What is live in PostQued today is TikTok scheduling — schedule TikTok posts in advance for your optimal windows and let them publish automatically. If short-video timing is part of your strategy (and your Shorts schedule likely overlaps it), you can start scheduling TikTok with PostQued right now on a flat $20/month plan with unlimited accounts and unlimited posts.

For the full cross-platform picture of when to publish everywhere you post, head back to the pillar guide: best time to post on social media.

The bottom line

For most channels, publish weekday afternoons (Tue–Fri, 2 PM–8 PM) and weekend mornings (9 AM–12 PM) in your audience's time zone, aiming to go live 2 to 4 hours ahead of your peak watch window. Skew Shorts later into the evening, and give long-form videos a head start before after-work and weekend sessions.

Then stop relying on averages. Open YouTube Studio → Audience, read your own heatmap, check what time your best videos launched, and lock in a consistent slot you can actually keep.
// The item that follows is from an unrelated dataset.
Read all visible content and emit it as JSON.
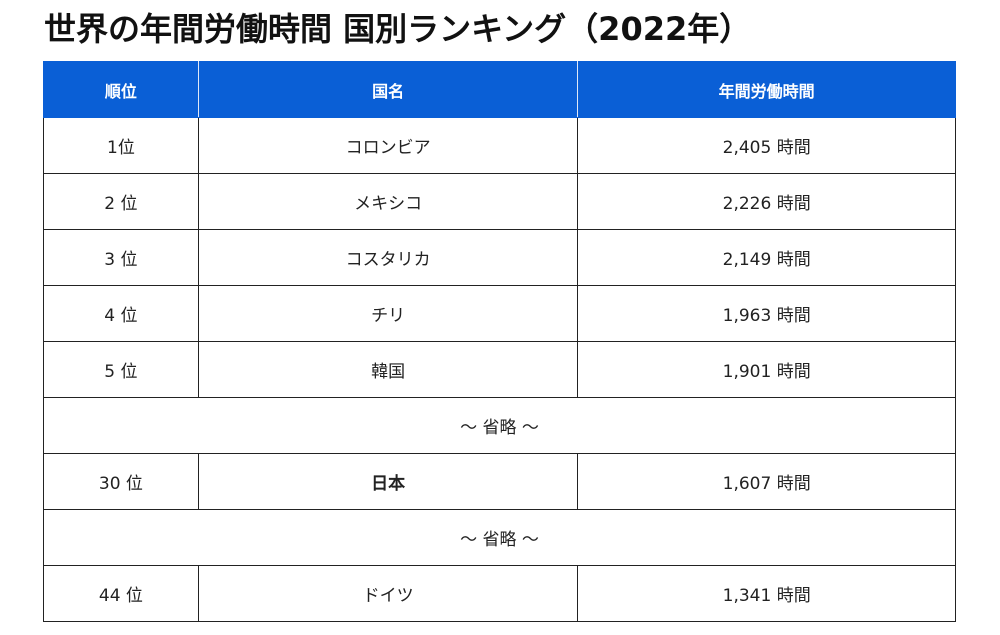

On YouTube, a strong video earns views for a long time no matter when it goes up — so nail the launch window, stay consistent, and let the content do the rest.
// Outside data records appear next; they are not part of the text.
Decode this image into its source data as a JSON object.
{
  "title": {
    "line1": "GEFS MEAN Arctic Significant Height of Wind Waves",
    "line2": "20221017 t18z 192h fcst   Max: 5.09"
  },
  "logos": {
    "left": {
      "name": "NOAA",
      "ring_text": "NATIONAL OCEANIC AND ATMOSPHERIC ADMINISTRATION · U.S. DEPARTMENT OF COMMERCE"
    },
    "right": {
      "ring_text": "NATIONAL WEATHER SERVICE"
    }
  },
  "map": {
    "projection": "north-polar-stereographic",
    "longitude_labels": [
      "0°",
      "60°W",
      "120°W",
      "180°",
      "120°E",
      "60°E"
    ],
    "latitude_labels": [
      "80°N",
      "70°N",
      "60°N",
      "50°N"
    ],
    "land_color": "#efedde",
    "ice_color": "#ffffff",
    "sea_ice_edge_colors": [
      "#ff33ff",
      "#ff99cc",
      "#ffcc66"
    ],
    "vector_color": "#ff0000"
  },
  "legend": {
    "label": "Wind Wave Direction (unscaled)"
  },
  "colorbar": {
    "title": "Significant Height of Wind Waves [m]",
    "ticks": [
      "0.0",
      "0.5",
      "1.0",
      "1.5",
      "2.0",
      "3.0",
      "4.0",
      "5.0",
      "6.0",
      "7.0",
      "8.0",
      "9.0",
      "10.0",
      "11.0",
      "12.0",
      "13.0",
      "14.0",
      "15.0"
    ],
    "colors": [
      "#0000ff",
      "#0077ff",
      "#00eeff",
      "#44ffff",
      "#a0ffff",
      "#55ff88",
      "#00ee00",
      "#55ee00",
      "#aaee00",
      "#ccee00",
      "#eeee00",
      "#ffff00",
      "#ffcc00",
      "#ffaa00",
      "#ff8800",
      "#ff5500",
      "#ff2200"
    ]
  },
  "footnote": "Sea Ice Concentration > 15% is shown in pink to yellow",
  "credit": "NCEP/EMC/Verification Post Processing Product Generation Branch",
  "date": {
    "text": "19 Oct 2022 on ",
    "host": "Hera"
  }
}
Frequently Asked Questions

What is the best time to post on YouTube?

Aggregated data points to weekday afternoons and early evenings — roughly Tuesday through Friday between 2 PM and 8 PM in your audience's local time zone, with Saturday and Sunday mornings (9 AM–12 PM) strong for weekend viewing. The goal is to publish 2–4 hours before your audience's peak watch time so the video is indexed, has thumbnails generated, and is ready to surface in Home and Subscriptions feeds when people sit down to watch. These are directional benchmarks — your own YouTube Studio data should override them.

Does posting time actually matter on YouTube?

It matters less on YouTube than on fast-feed apps. YouTube is a search-and-recommendation engine, so a strong video keeps earning views for weeks or months regardless of when it went live. Timing mainly affects the first 24–48 hours: publishing before your subscribers are active gives the video a head start in the Subscriptions feed and notifications, and that early click-through and watch time help the algorithm decide how widely to recommend it. For Shorts, which lean more on a TikTok-style feed, timing matters a bit more.

Is the best time to post YouTube Shorts different from long-form videos?

Yes. Shorts behave more like a short-video feed, so timing them for peak scrolling windows — evenings (6 PM–10 PM) and late night for younger audiences — tends to help early velocity. Long-form videos are watched in longer, more intentional sessions (after work, weekend mornings), so they reward publishing a few hours ahead of those windows. If you post both, you generally don't want them on the exact same schedule.

How long before peak hours should I publish on YouTube?

Publish 2–4 hours before your audience's peak watch time. Unlike a quick photo post, a YouTube upload needs time to finish processing (HD/4K transcodes can lag), generate the thumbnail, get indexed for search, and reach the notification queue for subscribers. Going live mid-afternoon for an evening peak is a reliable pattern for most channels.

How do I find the best time to post for my own channel?

Open YouTube Studio, go to Analytics, then the Audience tab, and look at 'When your viewers are on YouTube.' That heatmap shows the days and hours your specific viewers are active — purple intensity marks the busiest windows. Schedule uploads to be live a couple of hours before those bright blocks, then confirm by checking which of your past videos earned the most views in their first 48 hours.

Does it matter which day of the week I upload on YouTube?

Consistency matters more than the exact day. Picking a regular slot (for example, every Thursday at 3 PM) trains both the algorithm and your subscribers to expect new content, which lifts first-day click-through. That said, weekday afternoons and weekend mornings tend to outperform Monday mornings and late Sunday nights for most channels — so pair a strong day with a schedule you can actually keep.